El narcoestado transnacional y la complicidad ciudadana

El Director de la Dirección de Inteligencia y Seguridad (DIS) de Costa Rica, en un reportaje de prensa escrita publicado el año 2014 d.C,

El Director de la Dirección de Inteligencia y Seguridad (DIS) de Costa Rica, en un reportaje de prensa escrita publicado el año 2014 d.C, ha dicho que en Costa Rica se lavan anualmente unos 4.000 y tantos millones de dólares, una suma muy alta para la economía improductiva y productiva del país. Para que recordemos el concepto, lavar dinero es lo mismo que legitimar capitales sucios convirtiéndolos en limpios o legales y con ello moverlos, invertirlos y disfrutarlos como la ganancia bien obtenida por trabajo como inversionista o empresarial.

Los bancos son bancos, tienen ciertas normas y controles que les exige la ley, pero el conocimiento y poder de la delincuencia internacional y nacional, sus tentáculos de corrupción y su éxito notable, han superado cualquier expectativa de ley, porque estas personas y organizaciones mafiosas tienen una habilísima inteligencia para delinquir, aliados con asesorías profesionales de última generación para brincarse muros físicos y fronteras legales, las constituciones, leyes y reglamentos nacionales en aquellos países que creen que con ser estados de derecho están protegidos con discursos de figuración pública. La realidad es otra.

Los hechos que se divulgan a nivel público no dejan lugar a dudas, las mafias se apoderan de cualquier espacio, se ligan con testaferros de todo tipo, abogados, contadores, sociedades, asociaciones fantasmas, empresarios, industriales, un largo etcétera de dobles y triples contabilidades, de hilos controlados por manos de seda extremadamente profesionales desde cualquier punto de la geografía planetaria.

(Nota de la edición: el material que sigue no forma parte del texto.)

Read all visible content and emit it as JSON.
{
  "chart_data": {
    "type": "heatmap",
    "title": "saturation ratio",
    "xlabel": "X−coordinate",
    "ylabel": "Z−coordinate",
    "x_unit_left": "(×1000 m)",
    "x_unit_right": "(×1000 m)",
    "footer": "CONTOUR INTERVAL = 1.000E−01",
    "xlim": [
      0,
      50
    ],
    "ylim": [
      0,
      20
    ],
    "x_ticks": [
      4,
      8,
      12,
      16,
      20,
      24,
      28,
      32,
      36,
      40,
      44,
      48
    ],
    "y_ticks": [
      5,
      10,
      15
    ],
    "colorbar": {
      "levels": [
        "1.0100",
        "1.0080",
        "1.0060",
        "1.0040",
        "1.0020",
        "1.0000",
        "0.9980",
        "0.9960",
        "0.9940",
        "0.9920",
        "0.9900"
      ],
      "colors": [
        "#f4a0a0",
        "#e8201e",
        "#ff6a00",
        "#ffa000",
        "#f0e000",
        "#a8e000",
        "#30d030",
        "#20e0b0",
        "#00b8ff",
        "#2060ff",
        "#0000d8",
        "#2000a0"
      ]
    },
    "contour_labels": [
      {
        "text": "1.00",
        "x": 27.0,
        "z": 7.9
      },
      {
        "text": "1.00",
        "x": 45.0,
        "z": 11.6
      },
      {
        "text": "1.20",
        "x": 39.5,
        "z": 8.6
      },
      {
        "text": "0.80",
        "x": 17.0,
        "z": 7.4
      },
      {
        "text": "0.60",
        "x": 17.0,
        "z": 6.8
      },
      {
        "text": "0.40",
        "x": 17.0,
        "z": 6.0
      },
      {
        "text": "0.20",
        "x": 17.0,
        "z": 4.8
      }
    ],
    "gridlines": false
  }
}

¿Y los Estados? Muchos enredan su discurso por el dato duro de que su inoperancia beneficia con un lavado promedio del 35% de dineros de todo el bajo inframundo, siendo el mundo corporativo y especulativo el de mayor lavado, con la industria inmobiliaria en lugar nada despreciable. Pero esa receta no  es tan exacta, porque se fue haciendo muy visible y lo que se requiere es lo contrario, pasar como el viento sin temperaturas extremas y levantar ganancias bien empacadas. Se une a sus artimañas el fraude fiscal, el dinero no declarado de personas físicas y jurídicas, siendo el caudal de robo tan grande como lo que se recauda, una corriente que se mira, externa, y una sumergida que fluye como lava y perfume de caricias amorosas.

El asunto se vuelve más grave cuando el propio estado es narcomafioso, sus leyes son un espejismo de facilidades al delincuente, su refrito filológico es alargar un problema de desbalance ciudadano porque entre sus atestados de ley se resguarda el poder entre sus políticos, banqueros, empresarios, industriales, sindicatos y asociaciones de poder, personas y grupos organizados que buscan el beneficio a sus arcas económicas, y si los jueces son flojos, sacan a los delincuentes de la cárcel para que se vayan a dormir a su casa, pero es la casa y los bienes de la ciudadanía quienes duermen entre rejas, la cosa pinta de asesinato.

Mucho ha cambiado y sigue moviéndose en la lengua, que no es estática, evoluciona al igual que lo hace la sociedad incorporando nuevos signos y definiciones de acuerdo a la época, pero no puede ofrecer destino sino diccionario, porque el de la práctica de vida –o de muerte, la promueven los estados y quienes forman sus componentes sociales, algunos decididamente beneficiados de la impunidad fabricada por las leyes.

Nadie que se dedique a la actividad criminal está interesado en la ciudadanía, sino en delinquir con sus fuentes de beneficios, de tal manera que el narcoestado nacional y transnacional amplía su transgresión al permitir y procurar todo tipo de acto ilícito, independiente de la ideología política y del humanismo.

¿Qué hacer? Lo más fácil es afirmar que la guerra está perdida. Lo más difícil es tomar la decisión de aceptar que la humanidad siga su curso, sea cual sea el resultado final. Lo terrible es que siempre seremos cómplices y nos enterrarían de primero.

La pregunta clave nos lleva a enfrentarnos a nosotros mismos como personas y ciudadanía, si queremos seguir siendo actores directos y cómplices del narcoestado criminal, con nuestra pasividad o acción calculada.